Land utilisation in Jharkhand is also significant. 34% of the state’s geographical area is fallow land, as shown in Fig 6, which could be cultivated, a figure much higher than the net sown area of 16%. Historical data show an increasing trend in fallow land and a decreasing trend in net sown area from 1980-81 to 2006-07 (Preparatory Survey on Initiative for Horticulture Intensification by Micro Drip Irrigation in Jharkhand, 2014).
The government has initiated various programs to cultivate fallow land. However, accelerating these efforts is essential, given the high dependence of a large population on agriculture.

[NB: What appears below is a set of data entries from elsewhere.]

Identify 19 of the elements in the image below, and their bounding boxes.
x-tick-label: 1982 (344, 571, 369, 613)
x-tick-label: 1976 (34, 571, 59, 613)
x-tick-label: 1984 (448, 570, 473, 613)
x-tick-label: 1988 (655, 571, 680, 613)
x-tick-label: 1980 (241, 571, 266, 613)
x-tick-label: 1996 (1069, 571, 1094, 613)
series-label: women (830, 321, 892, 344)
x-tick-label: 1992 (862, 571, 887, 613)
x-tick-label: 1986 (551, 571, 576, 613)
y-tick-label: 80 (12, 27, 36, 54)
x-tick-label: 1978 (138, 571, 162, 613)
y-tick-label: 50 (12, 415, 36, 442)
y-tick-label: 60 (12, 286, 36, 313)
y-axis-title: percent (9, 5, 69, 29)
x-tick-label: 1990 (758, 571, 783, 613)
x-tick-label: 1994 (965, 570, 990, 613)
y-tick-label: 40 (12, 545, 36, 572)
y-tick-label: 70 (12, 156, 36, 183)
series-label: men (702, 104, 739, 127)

To check the robustness of the current study, we apply the Dynamic Ordinary Least Squares (DOLS) method. Table 6 presents the results of the Dynamic Ordinary Least Squares method (DOLS). We report the R² and adjusted R² to evaluate the goodness of our results. This technique also validates the relationship among the variables in the study. The coefficient of Average Maximum Temperature is negative and significant at the 1% level, indicating the harmful impact of maximum temperature, as shown in this model. Similarly, as observed in our primary analysis, the coefficients for minimum temperature and total rainfall are positive and significant at the 5% and 1% levels, respectively. Rice area under irrigation is significant at the 10% level.